John received many awards and honors during his beautiful life. A few of them
include: Los Alamos National Laboratory Fellow, Hertz Fellow, Shriner Legend,
1st in his class at West Point and Taos Ski Valley Water and Sanitation District
President.
We are going to miss you Dad, John, and Grandpa! Thank you for preparing all of
us for your ride off into the sunset. In true form, you figured out the “right”

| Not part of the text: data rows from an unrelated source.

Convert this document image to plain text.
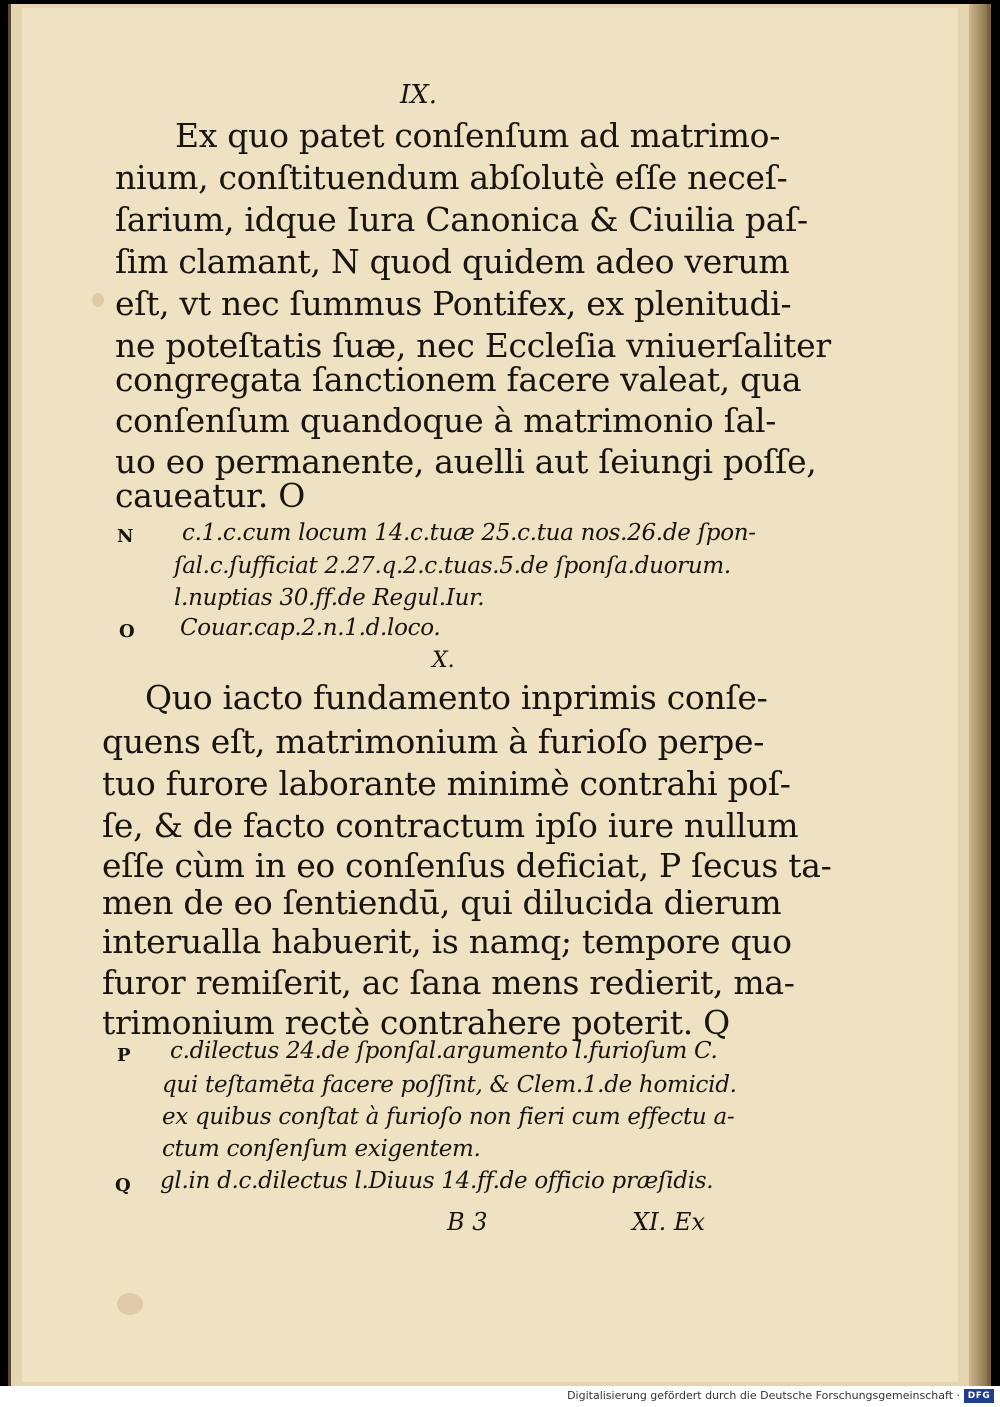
IX.
Ex quo patet conſenſum ad matrimo-
nium, conſtituendum abſolutè eſſe neceſ-
ſarium, idque Iura Canonica & Ciuilia paſ-
ſim clamant, N quod quidem adeo verum
eſt, vt nec ſummus Pontifex, ex plenitudi-
ne poteſtatis ſuæ, nec Eccleſia vniuerſaliter
congregata ſanctionem facere valeat, qua
conſenſum quandoque à matrimonio ſal-
uo eo permanente, auelli aut ſeiungi poſſe,
caueatur. O
N c.1.c.cum locum 14.c.tuæ 25.c.tua nos.26.de ſpon-
ſal.c.ſufficiat 2.27.q.2.c.tuas.5.de ſponſa.duorum.
l.nuptias 30.ff.de Regul.Iur.
O Couar.cap.2.n.1.d.loco.
X.
Quo iacto fundamento inprimis conſe-
quens eſt, matrimonium à furioſo perpe-
tuo furore laborante minimè contrahi poſ-
ſe, & de facto contractum ipſo iure nullum
eſſe cùm in eo conſenſus deficiat, P ſecus ta-
men de eo ſentiendū, qui dilucida dierum
interualla habuerit, is namq; tempore quo
furor remiſerit, ac ſana mens redierit, ma-
trimonium rectè contrahere poterit. Q
P c.dilectus 24.de ſponſal.argumento l.furioſum C.
qui teſtamēta facere poſſint, & Clem.1.de homicid.
ex quibus conſtat à furioſo non fieri cum effectu a-
ctum conſenſum exigentem.
Q gl.in d.c.dilectus l.Diuus 14.ff.de officio præſidis.
B 3	XI. Ex
Digitalisierung gefördert durch die Deutsche Forschungsgemeinschaft · DFG
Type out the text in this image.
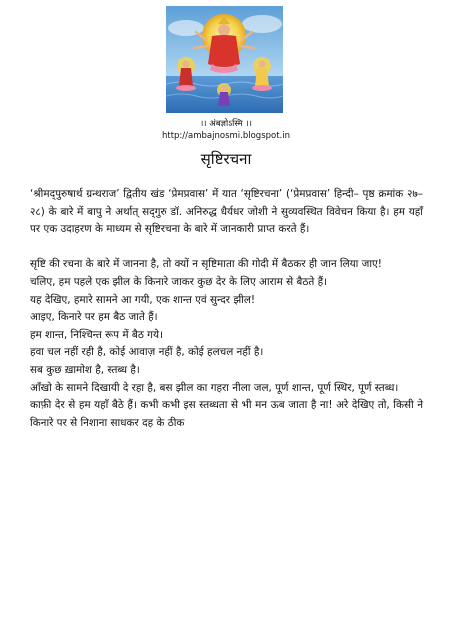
।। अंबज्ञोऽस्मि ।।
http://ambajnosmi.blogspot.in
सृष्टिरचना

‘श्रीमद्‌पुरुषार्थ ग्रन्थराज’ द्वितीय खंड ‘प्रेमप्रवास’ में यात ‘सृष्टिरचना’ (‘प्रेमप्रवास’ हिन्दी– पृष्ठ क्रमांक २७–२८) के बारे में बापु ने अर्थात्‌ सद्‌गुरु डॉ. अनिरुद्ध धैर्यधर जोशी ने सुव्यवस्थित विवेचन किया है। हम यहाँ पर एक उदाहरण के माध्यम से सृष्टिरचना के बारे में जानकारी प्राप्त करते हैं।

सृष्टि की रचना के बारे में जानना है, तो क्यों न सृष्टिमाता की गोदी में बैठकर ही जान लिया जाए!

चलिए, हम पहले एक झील के किनारे जाकर कुछ देर के लिए आराम से बैठते हैं।

यह देखिए, हमारे सामने आ गयी, एक शान्त एवं सुन्दर झील!

आइए, किनारे पर हम बैठ जाते हैं।

हम शान्त, निश्चिन्त रूप में बैठ गये।

हवा चल नहीं रही है, कोई आवाज़ नहीं है, कोई हलचल नहीं है।

सब कुछ ख़ामोश है, स्तब्ध है।

आँखो के सामने दिखायी दे रहा है, बस झील का गहरा नीला जल, पूर्ण शान्त, पूर्ण स्थिर, पूर्ण स्तब्ध।

काफ़ी देर से हम यहाँ बैठे हैं। कभी कभी इस स्तब्धता से भी मन ऊब जाता है ना! अरे देखिए तो, किसी ने किनारे पर से निशाना साधकर दह के ठीक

way to do it. We love you!
Guestbook/Condolences
I’m crying as I write this. I was his only niece and the first-born among his
original family. My mother, Kathleen Leonard, died in Aug 2018. It was my Uncle
John who provided the rock I needed not only at that time but as a little girl
when my newly single mom moved me and my brother David to be near him in
Livermore.
I recall his weird green scrambled eggs (SOS, learnt to make in his Vietnam
tour), served to shock and cause me to scream. He laughed loudly, a trait he
shared with fellow wit, my mom. His mom, Susie, adored her second son
especially. They used to go to SF Giants games together, and she was heard
yelling “Hit it, Willie!”, repeated again and again in family lore. My uncle
adored his family including sweet older brother Norman, who left us far too soon
in the 80s.
What can you say about your patriarch? That he was brilliant, tough and
one-of-a-kind? Or that he loved his niece, expressing a fatherly warmth even as
I sometimes feared him. For like others in the family, I’m sure he often frowned
upon my choices (asking my mom why I chose to be a creative writing major
instead of something I could make money at, for example), but when, at 57, I was
marching across the stage at Royal Festival Hall in London, he and Ellen watched
the livestream. This touched me deeply, as that day came just four months after
Mom died. And besides, he was a part of my achievement, having let me interview
him on eighteenth-century surveying practices! Note, he did not want to be cited
and wanted it clear this was just a hobby, not part of being a nuclear
physicist. I followed my supervisor’s advice and mentioned him in
acknowledgements.
Yesterday, unknowing of his death, I went to where he and I had stood twenty
years ago to look at the ducks and mallards in Milford, Conn. I thought of him,
as yesterday for the first time, I saw two geese and several goslings. Uncle
John was a proud atheist and I am as well, but if I were religious I’d be
inclined to think he’s still watching over me.